Bei der 15. Langen Nacht der Wissenschaft präsentieren sich Magdeburgs Forschungsinstitute vollständig digital.

Von Christoph Carsten
Die Lange Nacht der Wissenschaft in Magdeburg wird in diesem Jahr per Livestream ins Internet gesendet.
Die Lange Nacht der Wissenschaft in Magdeburg wird in diesem Jahr per Livestream ins Internet gesendet. Foto: Veranstalter

Magdeburg - Magdeburgs Wissenschaftslandschaft präsentiert sich bei der 15. Langen Nacht der Wissenschaft in diesem Jahr vollständig digital. Unter dem Motto „#sciencematters“ („Wissenschaft ist wichtig“) geben die Einrichtungen am Samstag, 29. Mai, von 18 bis 24 Uhr Einblicke in den Wissenschaftsalltag und stellen aktuelle Forschungstrends vor.

Aus den drei Studios am Wissenschaftshafen, in der Hochschule Magdeburg-Stendal und der Otto-von-Guericke-Universität wird das in der Digitalvariante etwas abgespeckte Programm über drei Livestream-Kanäle ins Internet übertragen. Mehr als 60 Programmpunkte in verschiedenen interaktiven Formaten sollen Wissenschaft bei der Langen Nacht für Laien erlebbar werden lassen.

„Für neugierige Menschen ist die Magdeburger Wissenschaftsnacht ein absolutes Muss. Wo sonst hat man schnell und einfach Zugriff auf derart viel Wissen zu hochaktuellen Themen“, warb Armin Willingmann (SPD), Wirtschaftsminister und Schirmherr der Langen Nacht, im Vorfeld für die Veranstaltung.

Experten geben Einblicke in ihren Arbeitsalltag

Eröffnet wird die Lange Nacht am Samstag von Magdeburgs Oberbürgermeister Lutz Trümper (SPD). Beim „Open Science Barcamp“ können die Teilnehmer über das Netz zu Themen wie Bildung, Wissenschaft, Digitalisierung und Nachhaltigkeit ins Gespräch kommen.

Im Vorfeld konnten sich Hobbyforscher die „Science Box“ nach Hause bestellen.  Damit lassen sich im eigenen Wohnzimmer Moleküle nachbauen.

Unter der Überschrift „Meet a Scientist“ („Triff einen Wissenschafter) zeigen Forscher ihren Forschungsalltag. Glücksforscher und Soziologe Jan Delhey von der von der Otto-von-Guericke Universität verrät zum Beispiel, welche Faktoren eine positive Lebenseinstellung ausmachen.

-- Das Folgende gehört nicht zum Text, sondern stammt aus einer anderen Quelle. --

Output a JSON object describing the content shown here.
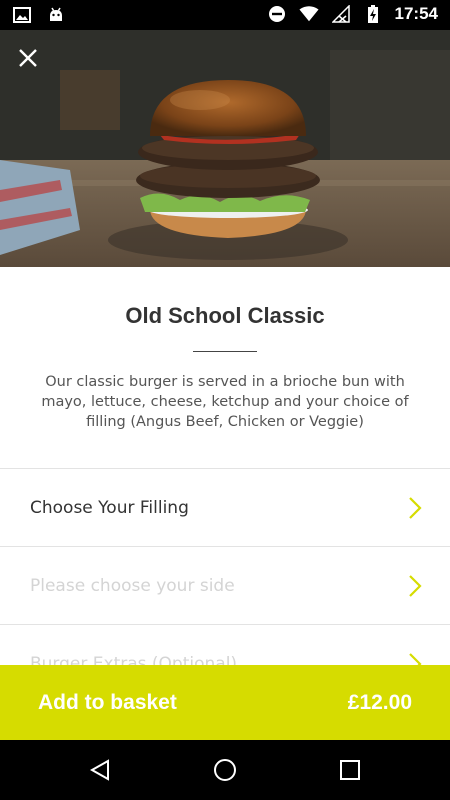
{
  "status_bar": {
    "time": "17:54",
    "icons": [
      "image-icon",
      "android-icon",
      "do-not-disturb-icon",
      "wifi-icon",
      "signal-icon",
      "battery-charging-icon"
    ]
  },
  "hero": {
    "image": "burger-photo"
  },
  "product": {
    "title": "Old School Classic",
    "description": "Our classic burger is served in a brioche bun with mayo, lettuce, cheese, ketchup and your choice of filling (Angus Beef, Chicken or Veggie)"
  },
  "options": [
    {
      "label": "Choose Your Filling",
      "enabled": true
    },
    {
      "label": "Please choose your side",
      "enabled": false
    },
    {
      "label": "Burger Extras (Optional)",
      "enabled": false
    }
  ],
  "basket": {
    "label": "Add to basket",
    "price": "£12.00"
  },
  "colors": {
    "accent": "#d6dc00",
    "text": "#333333",
    "disabled_text": "#d4d4d4"
  }
}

Sara Grundel, Mathematikerin am Max-Planck-Institut, erklärt, wie sich mithilfe von Computersimulationen und Modellen Vorhersagen über den Verlauf der Corona-Pandemie treffen lassen. Und der Neurowissenschaftler Stefan Remy vom Leibniz-Institut für Neurobiologie führt aus, wie im Gehirn Erinnerungen generiert werden.

Kinder-Uni und Science-Slam

Die „Kinder-Uni“ richtet sich an ein junges Publikum und geht der Frage nach, wie sich über Funkwellen Fahrzeuge steuern lassen. Neben Interviews und Vorträgen zu Themen aus der Welt der Wissenschaft gibt es Podiumsdiskussionen, bei denen Experten unter anderem die Rolle der Medien in der Corona-Krise und die Erfolgsaussichten nachhaltiger Technologien diskutieren.

Beim Science Slam treten Wissenschaftler gegeneinander an und beim „Guericke FM Radiokonzert“ mit Rapperin Yetundey wird es musikalisch.

Mehr als 100 Köpfe aus acht Wissenschaftsinstituten und von der Landeshauptstadt nehmen teil. Über die zentrale Plattform wissenschaft.magdeburg.de haben Interessierte Zugriff auf alle Streams und Programmpunkte des Abends.